Study results facilitate construction of complex nanoscale computing agents

Developing nanoscale computers to use in precision health care was the dream of numerous researchers and medical practitioners. Scientists from Penn State for the first time developed a nano computing agent that regulates the function of a specific protein involved in cell movement and cancer metastasis. The study leads the way for building complex nanoscale computers for preventing and treating cancer and other diseases.

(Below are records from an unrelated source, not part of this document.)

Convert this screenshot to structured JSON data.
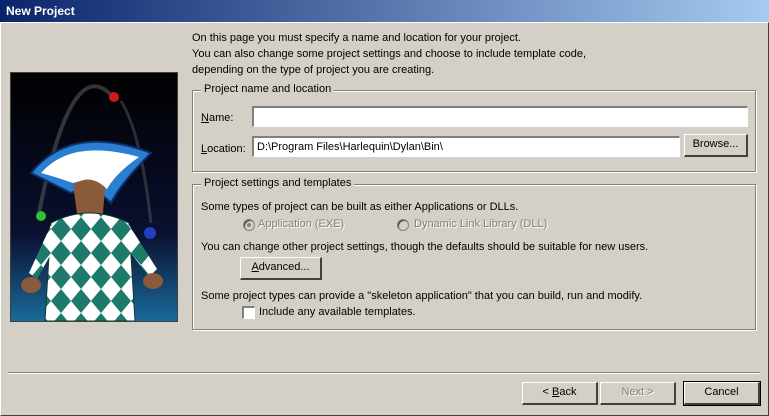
{
  "window": {
    "title": "New Project"
  },
  "intro": {
    "line1": "On this page you must specify a name and location for your project.",
    "line2": "You can also change some project settings and choose to include template code,",
    "line3": "depending on the type of project you are creating."
  },
  "name_location": {
    "legend": "Project name and location",
    "name_label_u": "N",
    "name_label_rest": "ame:",
    "name_value": "",
    "location_label_u": "L",
    "location_label_rest": "ocation:",
    "location_value": "D:\\Program Files\\Harlequin\\Dylan\\Bin\\",
    "browse_label": "Browse..."
  },
  "settings": {
    "legend": "Project settings and templates",
    "types_text": "Some types of project can be built as either Applications or DLLs.",
    "radio_app": "Application (EXE)",
    "radio_dll": "Dynamic Link Library (DLL)",
    "other_text": "You can change other project settings, though the defaults should be suitable for new users.",
    "advanced_u": "A",
    "advanced_rest": "dvanced...",
    "skeleton_text": "Some project types can provide a \"skeleton application\" that you can build, run and modify.",
    "include_label": "Include any available templates."
  },
  "footer": {
    "back_prefix": "< ",
    "back_u": "B",
    "back_rest": "ack",
    "next_label": "Next >",
    "cancel_label": "Cancel"
  },
  "icons": [
    "juggler-illustration"
  ],
  "colors": {
    "titlebar_start": "#0a246a",
    "titlebar_end": "#a6caf0",
    "dialog_face": "#d4d0c8"
  }
}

Study results facilitate construction of complex nanoscale computing agents
Researchers created a transistor-like “logic gate,” which is a type of computational operation in which multiple inputs control an output, and embedded it into a protein. They found that not only could they rapidly activate the protein using light and the drug rapamycin, but also that this activation resulted in the cells undergoing internal changes that enhanced their adhesive capabilities, which ultimately decreased their motility. Image Credit: The Pennsylvania State University.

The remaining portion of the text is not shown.